Still, the daughter of Plymouth — coincidentally where Michigan Attorney General Dana Nessel now resides — is proud of both her and the LGBTQ movement’s achievements less than a half-century after she broke that barrier.
Hour Detroit: What was it about Ann Arbor in 1974 that made your win possible?
Kathy Kozachenko: There was still a lot of radicalism in Ann Arbor. When I talk to older lesbians now and they tell me about their experiences, where I was was so different than other places in 1974. In my district, it was a good thing if you were liberal, if not radical. If you were a feminist, it was all the better that you were a lesbian.
Did the national gay movement notice when you won?
Not really. You have to remember, there was no internet; there was no instant information. At one point, I met with some people in D.C. who were doing work worldwide regarding lesbians and gays. I can’t even remember what we did.

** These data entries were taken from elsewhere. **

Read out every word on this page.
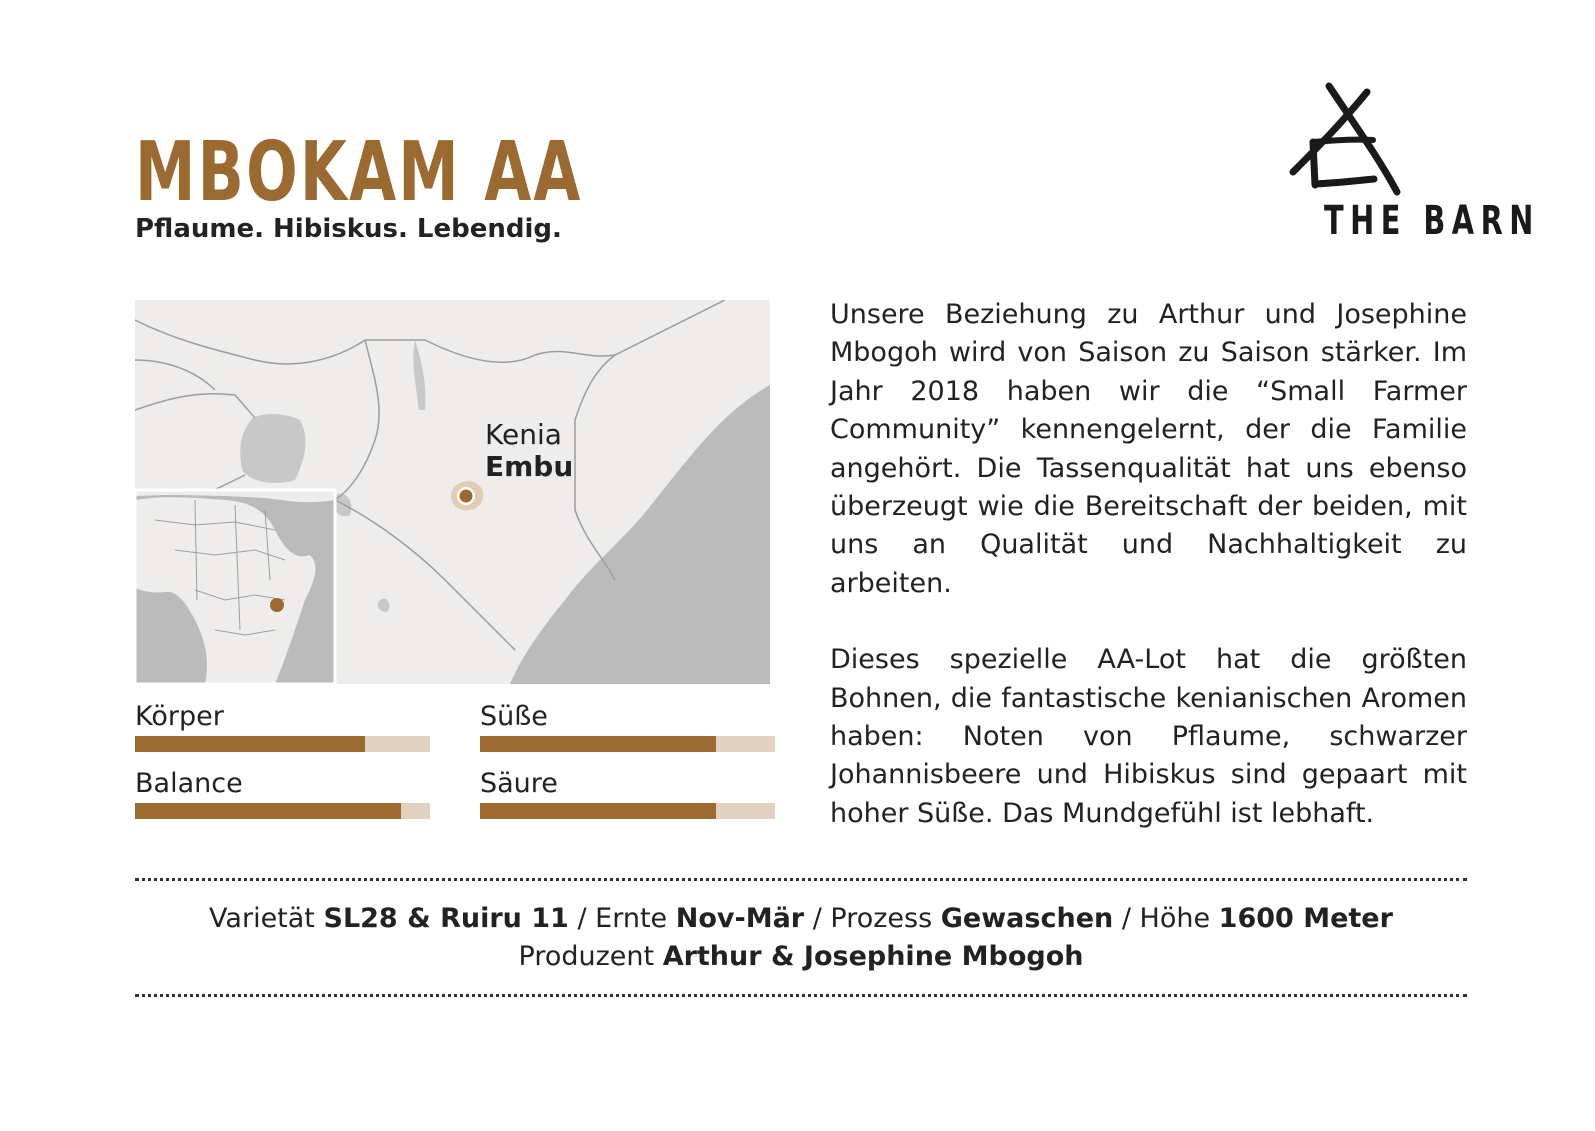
MBOKAM AA
Pflaume. Hibiskus. Lebendig.	THE BARN
Kenia
Embu
Körper	Süße
Balance	Säure

Unsere Beziehung zu Arthur und Josephine Mbogoh wird von Saison zu Saison stärker. Im Jahr 2018 haben wir die “Small Farmer Community” kennengelernt, der die Familie angehört. Die Tassenqualität hat uns ebenso überzeugt wie die Bereitschaft der beiden, mit uns an Qualität und Nachhaltigkeit zu arbeiten.

Dieses spezielle AA-Lot hat die größten Bohnen, die fantastische kenianischen Aromen haben: Noten von Pflaume, schwarzer Johannisbeere und Hibiskus sind gepaart mit hoher Süße. Das Mundgefühl ist lebhaft.

Varietät SL28 & Ruiru 11 / Ernte Nov-Mär / Prozess Gewaschen / Höhe 1600 Meter
Produzent Arthur & Josephine Mbogoh
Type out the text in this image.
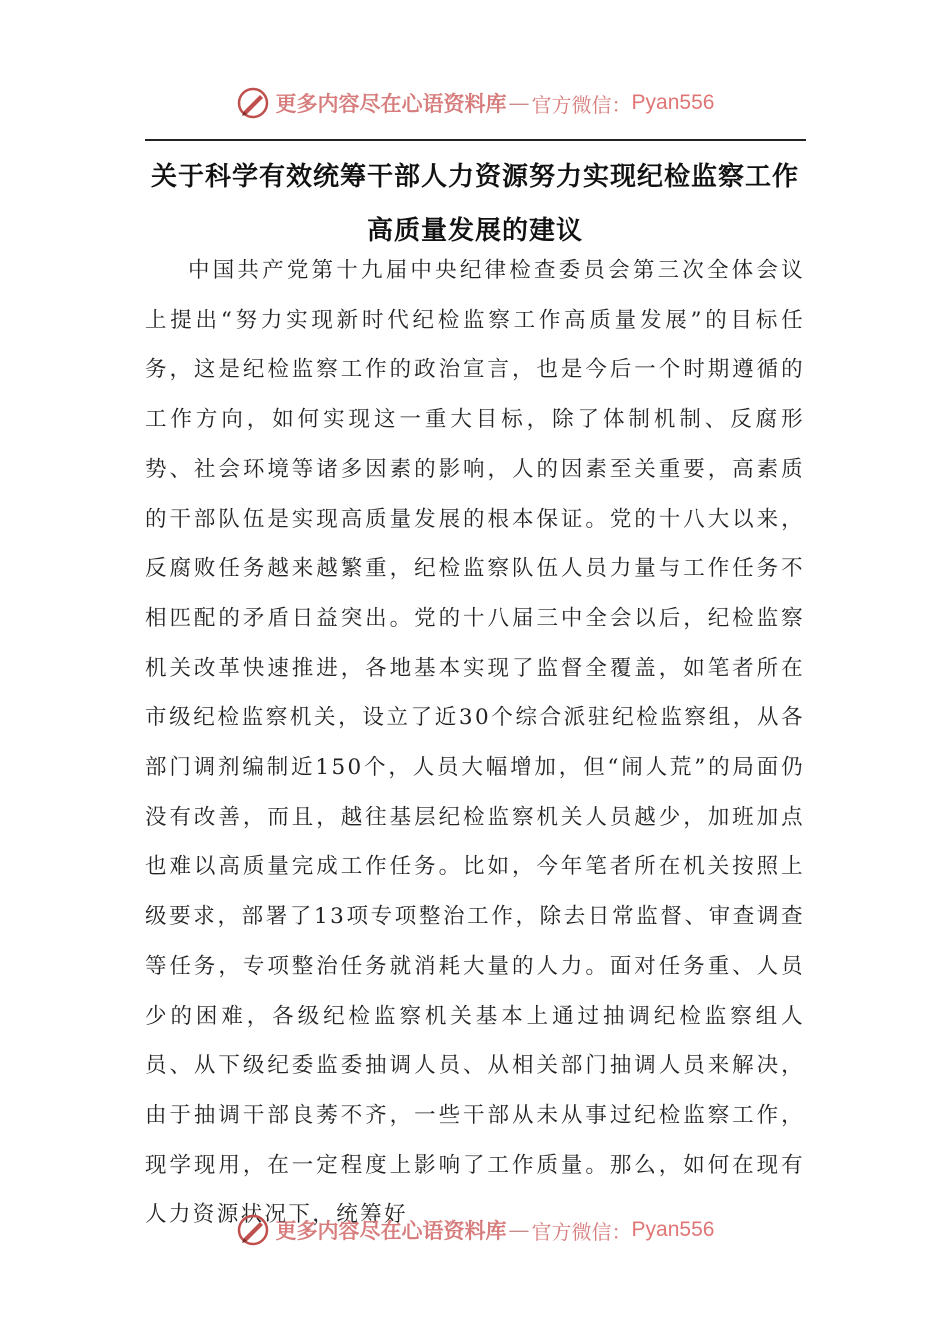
更多内容尽在心语资料库 — 官方微信： Pyan556
关于科学有效统筹干部人力资源努力实现纪检监察工作高质量发展的建议
中国共产党第十九届中央纪律检查委员会第三次全体会议上提出“努力实现新时代纪检监察工作高质量发展”的目标任务，这是纪检监察工作的政治宣言，也是今后一个时期遵循的工作方向，如何实现这一重大目标，除了体制机制、反腐形势、社会环境等诸多因素的影响，人的因素至关重要，高素质的干部队伍是实现高质量发展的根本保证。党的十八大以来，反腐败任务越来越繁重，纪检监察队伍人员力量与工作任务不相匹配的矛盾日益突出。党的十八届三中全会以后，纪检监察机关改革快速推进，各地基本实现了监督全覆盖，如笔者所在市级纪检监察机关，设立了近30个综合派驻纪检监察组，从各部门调剂编制近150个，人员大幅增加，但“闹人荒”的局面仍没有改善，而且，越往基层纪检监察机关人员越少，加班加点也难以高质量完成工作任务。比如，今年笔者所在机关按照上级要求，部署了13项专项整治工作，除去日常监督、审查调查等任务，专项整治任务就消耗大量的人力。面对任务重、人员少的困难，各级纪检监察机关基本上通过抽调纪检监察组人员、从下级纪委监委抽调人员、从相关部门抽调人员来解决，由于抽调干部良莠不齐，一些干部从未从事过纪检监察工作，现学现用，在一定程度上影响了工作质量。那么，如何在现有人力资源状况下，统筹好
更多内容尽在心语资料库 — 官方微信： Pyan556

So more than four decades passed without much recognition?
A little here and there. People would get ahold of me and meet with me privately. But yeah, without a lot of recognition.
After you left the council, your involvement in gay politics tapered off. Why?
I was very much a part of the first national lesbian and gay March on Washington [in 1979] on both a national committee and then organizing in Pittsburgh for people to go. I went into all the bars and talked to people one-on-one about why they should go. After that, I just got busy in my own life.
Was Pittsburgh a supportive environment to raise your son with your wife?
Not really. When I had him in 1987, the lesbians who had kids usually had them from a prior marriage. My partner was a good deal older than I was, and the outside community, like his baseball league and all that, just thought MaryAnn was his grandmother. Not that we portrayed it that way, but that was their assumption and we encouraged it.
When you were younger, it was lesbian and gay rights. Now it’s this alphabet soup of causes. How do you feel about that?
At first, I was like, ‘Wait a minute here!’ But my consciousness has grown with the understanding of everything that’s going on right now, like the whole nonbinary issue. I go to meetings and you say what pronouns you use. As a person who loves the English language, I find it very strange for an individual to say they want to be known as they, them. But I have nothing but the deepest respect for folks who are transgender and all the strength it takes them to be so beautifully out.
Are you hopeful about LGBTQ progress?
Yes. It never really occurred to me to think about gay marriage, for instance, and that seemed to have not taken as long as I thought it would. And I feel hopeful because we are not going back no matter what happens, just as I think people of color in this country are not going back, either.